We find in these undisputed facts no basis for a conclusion that the actions between the assignees of Bank of Poland and the Bank of France have been "settled" and that the value of the gold delivered by the French Committee of National Liberation *144 to the Bank of Poland is a "sum at which the settlement is made." The term "sum at which the settlement is made" can refer only to money or other benefit received as the result of an agreement of the parties determining the controversy between them. Here, the controversy between Bank of Poland and Bank of France was upon the question whether the Bank of France had wrongfully dealt with gold which belonged to Bank of Poland. There was, as we have said, no controversy about the ownership of the gold. The Bank of France made no claim to it. It denied only that it had wrongfully meddled with it and that it was responsible for its loss. The lost gold when found in French West Africa was delivered to Bank of Poland not because the Bank of France agreed to its delivery but because the French Committee of National Liberation, exercising authority in that territory and having control of the gold, recognized the title of the Bank of Poland and was willing to deliver the gold to its rightful owner. True, Bank of Poland agreed with the Committee that upon such delivery the pending actions should be discontinued, and the consent of the Bank of France to the discontinuance of the actions removed an obstacle which otherwise might have blocked the delivery of the gold to its owner by the French Committee; but Bank of France was not and could not be consulted as to whether the delivery should be made; did not and could not lawfully agree that the gold should be delivered and did not and could not lawfully agree to the settlement of the controversy between it and Bank of Poland. Since the actions though discontinued were not settled by agreement of the parties and since the gold was delivered to Bank of Poland by agreement with the Committee, acting as a governmental authority and not as agent of Bank of France, the gold received by Bank of Poland is not "the sum at which the settlement is made" within the meaning of subdivision 2 and the fee of the Sheriff cannot be computed under that subdivision.

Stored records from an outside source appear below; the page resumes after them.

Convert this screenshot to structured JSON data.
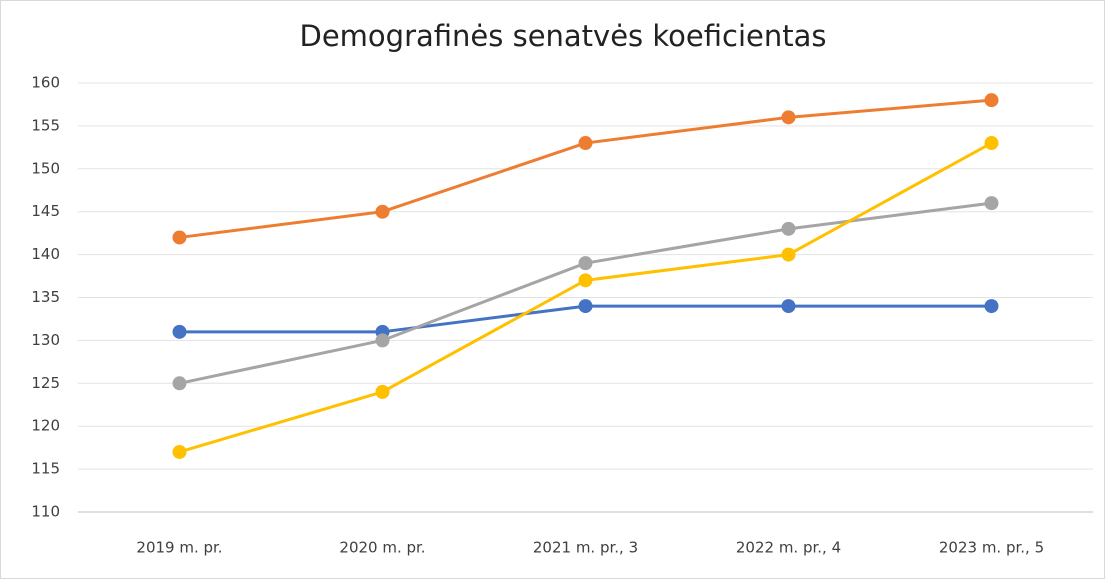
{
  "chart_data": {
    "type": "line",
    "title": "Demografinės senatvės koeficientas",
    "categories": [
      "2019 m. pr.",
      "2020 m. pr.",
      "2021 m. pr., 3",
      "2022 m. pr., 4",
      "2023 m. pr., 5"
    ],
    "series": [
      {
        "color": "#4472c4",
        "values": [
          131,
          131,
          134,
          134,
          134
        ]
      },
      {
        "color": "#ed7d31",
        "values": [
          142,
          145,
          153,
          156,
          158
        ]
      },
      {
        "color": "#a5a5a5",
        "values": [
          125,
          130,
          139,
          143,
          146
        ]
      },
      {
        "color": "#ffc000",
        "values": [
          117,
          124,
          137,
          140,
          153
        ]
      }
    ],
    "ylim": [
      110,
      160
    ],
    "yticks": [
      110,
      115,
      120,
      125,
      130,
      135,
      140,
      145,
      150,
      155,
      160
    ],
    "grid": true
  }
}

Even if the poundage fees were computed as provided in that subdivision, the limitation imposed by chapter 523 of the Laws of 1943 would apply to the levies made herein. The statute in express terms provides that it "shall be applicable to all actions and proceedings now pending as well as to all actions and proceedings hereafter commenced" and the plain intent of the Legislature would be thwarted by a construction which would *145
exclude from its scope levies previously made in pending actions. Nor do we find any restriction in the Constitution which would render the statute invalid when applied to levies previously made. The Sheriff in making a levy under a warrant of attachment exercises a governmental function conferred upon him by the State (Finn v. City of New York,
The Legislature in the amendatory statute has placed a limit upon the fees payable to a sheriff in circumstances, where in its opinion, such fees would otherwise be unreasonably large. Even if it be true that in no county outside of the City of New York, and perhaps in no county except the County of New York, has a levy been made in a pending action for which the fees payable to the Sheriff exceed the permitted limit, yet the statute applies to the fees of every Sheriff and in every part of the State whenever the Sheriff would otherwise be entitled to fees which exceed that limit, and it is plain that such a statute is general both in terms and in effect.
The orders should be affirmed, with one bill of costs.
LOUGHRAN, LEWIS, CONWAY, DESMOND, THACHER and DYE, JJ., concur.